Ketika mental bagus, maka atlet dapat menunjukkan permainan yang bagus. Begitu juga dengan penulis yang membutuhkan mental bagus untuk berkarya.
Memang, ada yang bilang, orang yang sedang mental jatuh akan membuat karya tulisan yang bagus. Tetapi, pola pikir itu terkadang tidak berlaku di beberapa penulis, apalagi penulis non-fiksi.
Kemudian, tentang finansial. Atlet ketika masih di usia produktif, pundi-pundi kekayaannya akan melimpah-ruah. Tetapi, ketika sudah di usia non-produktif, kekayaannya bisa saja menukik tajam kalau tidak dikelola dengan baik.
Bahkan, atlet yang di usia produktif saja juga bisa tersendat finansialnya jika dirinya mengalami fase penampilan yang buruk atau kalah bersaing dengan yang lain. Ditambah, kalau dia tidak mendapatkan dukungan penuh dari sekitarnya. Makin mampet finansialnya.
Begitu juga dengan penulis. Terkadang, ada masanya banyak kucuran uang segar yang masuk ke kantung yang bernama rekening dan/atau sekarang bernama dompet digital.
Tetapi, tidak jarang pula, penulis mengalami krisis finansial. Bisa karena mentalnya terlampau fluktuatif, kualitasnya naik-turun, atau juga karena faktor jaringan yang mendukung proses berkaryanya.

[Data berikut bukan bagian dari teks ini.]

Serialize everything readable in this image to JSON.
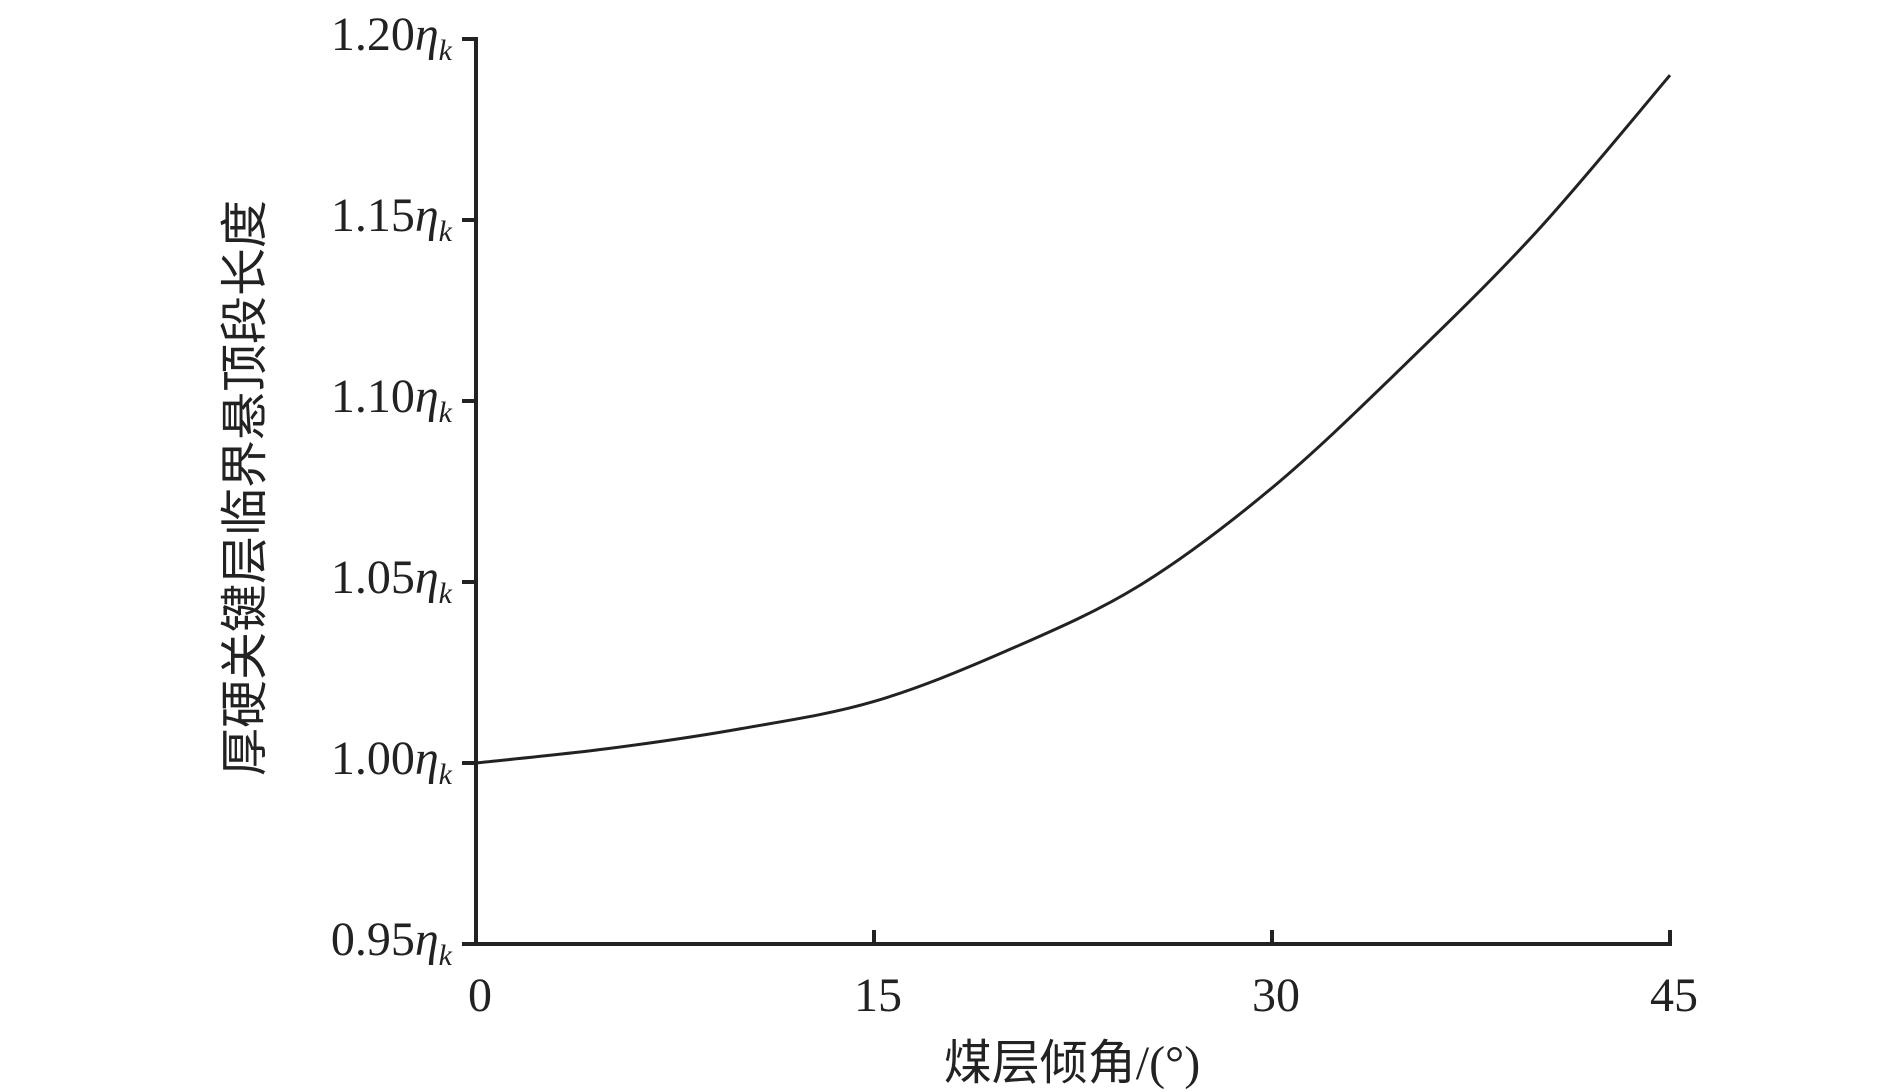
{
  "chart_data": {
    "type": "line",
    "x_label": "煤层倾角/(°)",
    "y_label": "厚硬关键层临界悬顶段长度",
    "x": [
      0,
      5,
      10,
      15,
      20,
      25,
      30,
      35,
      40,
      45
    ],
    "series": [
      {
        "color": "#222222",
        "values": [
          1.0,
          1.004,
          1.0095,
          1.017,
          1.031,
          1.049,
          1.076,
          1.11,
          1.147,
          1.19
        ]
      }
    ],
    "xlim": [
      0,
      45
    ],
    "xticks": [
      0,
      15,
      30,
      45
    ],
    "ylim": [
      0.95,
      1.2
    ],
    "yticks": [
      {
        "value": 0.95,
        "label": "0.95ηk"
      },
      {
        "value": 1.0,
        "label": "1.00ηk"
      },
      {
        "value": 1.05,
        "label": "1.05ηk"
      },
      {
        "value": 1.1,
        "label": "1.10ηk"
      },
      {
        "value": 1.15,
        "label": "1.15ηk"
      },
      {
        "value": 1.2,
        "label": "1.20ηk"
      }
    ]
  }
}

Contohnya adalah saya. Ketika sedang banyak tawaran dan sumber pemasukan, maka finansial saya bisa dikatakan cukup untuk modal hidup sendirian.
Tetapi, kalau sedang sepi tawaran, modal tidak ada, dan mental sedang naik-turun yang kemudian menimbulkan kemalasan, maka pemasukan pun seret. Ketika sudah begini, menjadi penulis pun terasa seperti menjadi atlet. Pasang-surutnya sangat terlihat dan terasa.
Itulah kenapa, ketika saya gagal menjadi atlet pun seperti tidak ada bedanya ketika saya sekarang sedang menggeluti dunia kepenulisan. Di satu sisi, saya merasa seperti tahu kalau mungkin menjadi atlet akan begini. Di sisi lain, saya merasa jalan kehidupan tidak pernah ada yang tahu pasti.